In three acts by VERDI.



Text taken from the French by PIAVE.





The original of the libretto is Dumas' celebrated novel "La dame aux

camelias."



The opera is like all of Verdi's works full of melody and there are

numberless special beauties in it. The prelude which opens the opera

instead of an overture, is in particular an elegy o
a noble and

interesting kind. But as the text is frivolous and sensual, of course

the music cannot be expected to be wholly free from these

characteristics.







The scene is laid in and near Paris. Alfred Germont is passionately in

love with Violetta Valery, one of the most frivolous beauties in Paris.

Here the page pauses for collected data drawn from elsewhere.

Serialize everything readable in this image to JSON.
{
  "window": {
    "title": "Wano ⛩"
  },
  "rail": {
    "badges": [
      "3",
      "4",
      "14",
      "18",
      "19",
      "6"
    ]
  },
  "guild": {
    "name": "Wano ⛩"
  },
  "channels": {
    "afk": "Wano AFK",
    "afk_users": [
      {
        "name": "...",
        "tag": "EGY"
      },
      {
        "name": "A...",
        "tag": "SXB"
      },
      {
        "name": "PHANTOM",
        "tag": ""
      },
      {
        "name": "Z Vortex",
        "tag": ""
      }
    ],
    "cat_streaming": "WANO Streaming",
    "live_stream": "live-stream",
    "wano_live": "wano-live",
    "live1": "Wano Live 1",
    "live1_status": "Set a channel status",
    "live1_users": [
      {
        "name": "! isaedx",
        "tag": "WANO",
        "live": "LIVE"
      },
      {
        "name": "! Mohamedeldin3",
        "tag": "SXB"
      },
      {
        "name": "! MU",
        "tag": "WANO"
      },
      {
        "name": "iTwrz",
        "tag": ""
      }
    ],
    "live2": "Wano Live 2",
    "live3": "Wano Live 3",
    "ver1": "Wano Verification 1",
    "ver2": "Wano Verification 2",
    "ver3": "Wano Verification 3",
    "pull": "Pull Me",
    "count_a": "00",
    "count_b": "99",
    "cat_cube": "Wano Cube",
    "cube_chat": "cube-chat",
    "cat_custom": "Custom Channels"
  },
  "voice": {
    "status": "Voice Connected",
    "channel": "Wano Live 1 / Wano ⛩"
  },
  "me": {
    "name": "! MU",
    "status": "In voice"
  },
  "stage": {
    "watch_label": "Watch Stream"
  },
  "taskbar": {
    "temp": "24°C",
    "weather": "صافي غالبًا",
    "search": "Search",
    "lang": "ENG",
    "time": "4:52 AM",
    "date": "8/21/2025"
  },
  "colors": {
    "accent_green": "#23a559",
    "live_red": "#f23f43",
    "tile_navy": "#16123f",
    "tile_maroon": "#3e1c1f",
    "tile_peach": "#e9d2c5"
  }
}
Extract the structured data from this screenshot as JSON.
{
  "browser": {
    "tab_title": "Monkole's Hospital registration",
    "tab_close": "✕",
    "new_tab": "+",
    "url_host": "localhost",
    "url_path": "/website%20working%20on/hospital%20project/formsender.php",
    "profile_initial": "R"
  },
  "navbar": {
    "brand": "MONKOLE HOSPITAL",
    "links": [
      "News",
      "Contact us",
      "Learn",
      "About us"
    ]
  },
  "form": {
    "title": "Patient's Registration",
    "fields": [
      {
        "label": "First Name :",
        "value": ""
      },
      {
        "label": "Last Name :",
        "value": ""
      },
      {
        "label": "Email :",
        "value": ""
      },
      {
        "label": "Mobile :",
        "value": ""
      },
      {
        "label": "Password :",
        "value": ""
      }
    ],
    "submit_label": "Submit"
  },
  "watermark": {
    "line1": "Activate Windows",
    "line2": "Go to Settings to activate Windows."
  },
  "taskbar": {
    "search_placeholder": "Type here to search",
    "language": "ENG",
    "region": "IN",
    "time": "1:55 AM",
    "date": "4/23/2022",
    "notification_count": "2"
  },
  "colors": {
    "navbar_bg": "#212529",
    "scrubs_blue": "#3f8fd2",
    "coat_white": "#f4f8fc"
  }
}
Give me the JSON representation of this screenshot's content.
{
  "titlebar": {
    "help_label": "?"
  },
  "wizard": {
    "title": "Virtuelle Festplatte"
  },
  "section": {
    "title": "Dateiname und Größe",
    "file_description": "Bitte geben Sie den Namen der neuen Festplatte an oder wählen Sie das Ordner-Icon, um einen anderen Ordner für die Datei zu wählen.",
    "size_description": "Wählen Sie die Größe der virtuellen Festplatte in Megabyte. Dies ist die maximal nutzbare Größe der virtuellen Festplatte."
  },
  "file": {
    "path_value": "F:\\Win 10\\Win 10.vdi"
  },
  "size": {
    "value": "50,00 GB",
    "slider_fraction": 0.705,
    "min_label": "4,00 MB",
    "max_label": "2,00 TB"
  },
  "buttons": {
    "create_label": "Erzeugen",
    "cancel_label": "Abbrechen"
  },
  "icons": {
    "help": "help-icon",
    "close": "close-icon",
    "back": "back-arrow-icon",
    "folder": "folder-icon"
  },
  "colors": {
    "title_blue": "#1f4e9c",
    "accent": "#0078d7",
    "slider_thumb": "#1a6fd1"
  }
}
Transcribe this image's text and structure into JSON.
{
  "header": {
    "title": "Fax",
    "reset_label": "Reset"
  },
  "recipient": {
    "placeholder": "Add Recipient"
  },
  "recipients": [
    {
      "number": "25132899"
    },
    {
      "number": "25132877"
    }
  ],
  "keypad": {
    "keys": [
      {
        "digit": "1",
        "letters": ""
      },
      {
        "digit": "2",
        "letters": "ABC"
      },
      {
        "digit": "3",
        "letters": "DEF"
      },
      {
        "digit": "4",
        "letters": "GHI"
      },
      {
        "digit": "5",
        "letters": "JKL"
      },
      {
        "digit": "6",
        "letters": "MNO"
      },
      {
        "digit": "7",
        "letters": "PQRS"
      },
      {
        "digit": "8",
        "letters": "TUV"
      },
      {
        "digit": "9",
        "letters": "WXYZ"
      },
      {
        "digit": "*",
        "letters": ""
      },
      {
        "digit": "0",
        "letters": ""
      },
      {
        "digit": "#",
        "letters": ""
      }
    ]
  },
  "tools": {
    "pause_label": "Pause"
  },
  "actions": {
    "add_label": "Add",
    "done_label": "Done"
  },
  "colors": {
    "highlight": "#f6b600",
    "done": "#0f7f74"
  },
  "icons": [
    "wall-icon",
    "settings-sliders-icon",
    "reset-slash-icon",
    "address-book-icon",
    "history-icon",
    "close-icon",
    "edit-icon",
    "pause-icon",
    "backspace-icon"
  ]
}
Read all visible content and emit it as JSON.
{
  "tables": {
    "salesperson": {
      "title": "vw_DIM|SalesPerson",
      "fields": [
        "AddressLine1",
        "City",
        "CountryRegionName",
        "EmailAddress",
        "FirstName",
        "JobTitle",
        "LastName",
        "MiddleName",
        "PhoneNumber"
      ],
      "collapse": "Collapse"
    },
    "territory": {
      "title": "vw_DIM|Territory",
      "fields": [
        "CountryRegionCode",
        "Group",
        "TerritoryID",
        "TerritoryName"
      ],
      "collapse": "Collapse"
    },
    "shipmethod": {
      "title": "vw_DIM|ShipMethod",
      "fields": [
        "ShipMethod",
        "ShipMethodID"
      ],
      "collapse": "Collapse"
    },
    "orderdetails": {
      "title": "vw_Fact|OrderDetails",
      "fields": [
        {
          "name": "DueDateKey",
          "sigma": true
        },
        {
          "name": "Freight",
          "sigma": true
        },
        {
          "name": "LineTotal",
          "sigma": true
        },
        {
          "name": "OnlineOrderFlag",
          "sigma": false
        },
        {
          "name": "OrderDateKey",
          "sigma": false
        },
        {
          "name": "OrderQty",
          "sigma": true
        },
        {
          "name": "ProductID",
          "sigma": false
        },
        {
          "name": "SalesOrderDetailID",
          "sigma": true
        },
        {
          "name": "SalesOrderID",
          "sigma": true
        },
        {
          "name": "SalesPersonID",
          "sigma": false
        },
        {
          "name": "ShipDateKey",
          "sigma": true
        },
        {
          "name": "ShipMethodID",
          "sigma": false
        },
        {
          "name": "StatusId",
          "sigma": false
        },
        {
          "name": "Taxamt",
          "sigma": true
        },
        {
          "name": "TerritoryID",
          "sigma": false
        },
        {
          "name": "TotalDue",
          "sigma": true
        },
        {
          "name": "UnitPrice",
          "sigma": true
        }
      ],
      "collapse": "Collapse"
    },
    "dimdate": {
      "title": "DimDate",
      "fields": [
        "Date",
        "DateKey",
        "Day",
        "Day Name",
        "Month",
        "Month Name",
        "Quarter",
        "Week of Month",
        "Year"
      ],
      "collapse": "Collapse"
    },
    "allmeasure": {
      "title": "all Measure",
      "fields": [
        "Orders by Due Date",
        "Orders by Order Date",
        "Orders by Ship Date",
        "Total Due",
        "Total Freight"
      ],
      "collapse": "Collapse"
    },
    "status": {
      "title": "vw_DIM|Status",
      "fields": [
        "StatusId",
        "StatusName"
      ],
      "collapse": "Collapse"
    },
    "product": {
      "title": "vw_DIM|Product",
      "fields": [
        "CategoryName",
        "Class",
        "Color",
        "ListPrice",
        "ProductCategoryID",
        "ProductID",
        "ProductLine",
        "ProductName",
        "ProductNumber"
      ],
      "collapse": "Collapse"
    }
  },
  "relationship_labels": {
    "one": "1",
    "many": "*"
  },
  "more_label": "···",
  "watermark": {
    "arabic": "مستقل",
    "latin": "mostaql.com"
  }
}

She is pleased with his sincere passion, anything like which she has

never hitherto known, and openly telling him, who she is, she warns him

herself; but he loves her all the more, and as she returns his passion,

she abandons her gay life and follows him into the country, where they

live very happily for some months.



Annina, Violetta's maid dropping a hint to Alfred that her mistress is

about to sell her house and carriage in town in order to avoid

expenses, he departs for the Capital to prevent this.



During his absence Violetta receives a visit from Alfred's father, who

tries to show her that she has destroyed not only his family's but his

son's happiness by suffering Alfred to unite himself to one so

dishonored as herself. He succeeds in convincing her, and,

broken-hearted, she determines to sacrifice herself and leave Alfred

secretly. Ignoring the possible reason for this inexplicable action,

Alfred is full of wrath and resolves to take vengeance. He finds

Violetta in the house of a former friend, Flora Bervoix, who is in a

position similar to that of Violetta.--The latter, having no other

resources and feeling herself at death's door a state of health

suggested in the first act by an attack of suffocation, has returned to

her former life.



Alfred insults her publicly. The result is a duel between her

present adorer, Baron Dauphal and Alfred.



From this time on Violetta declines rapidly, and in the last act, which

takes place in her sleeping-room, we find her dying. Hearing that

Alfred has been victorious in the duel, and receiving a letter from his

father, who is now willing to pardon and to accept her as his

daughter-in-law, she revives to some extent and Alfred, who at last

hears of her sacrifice, returns to her, but only to afford a last

glimpse of happiness to the unfortunate woman, who expires, a modern

Magdalen, full of repentance, and striving tenderly to console her

lover and his now equally desolate father.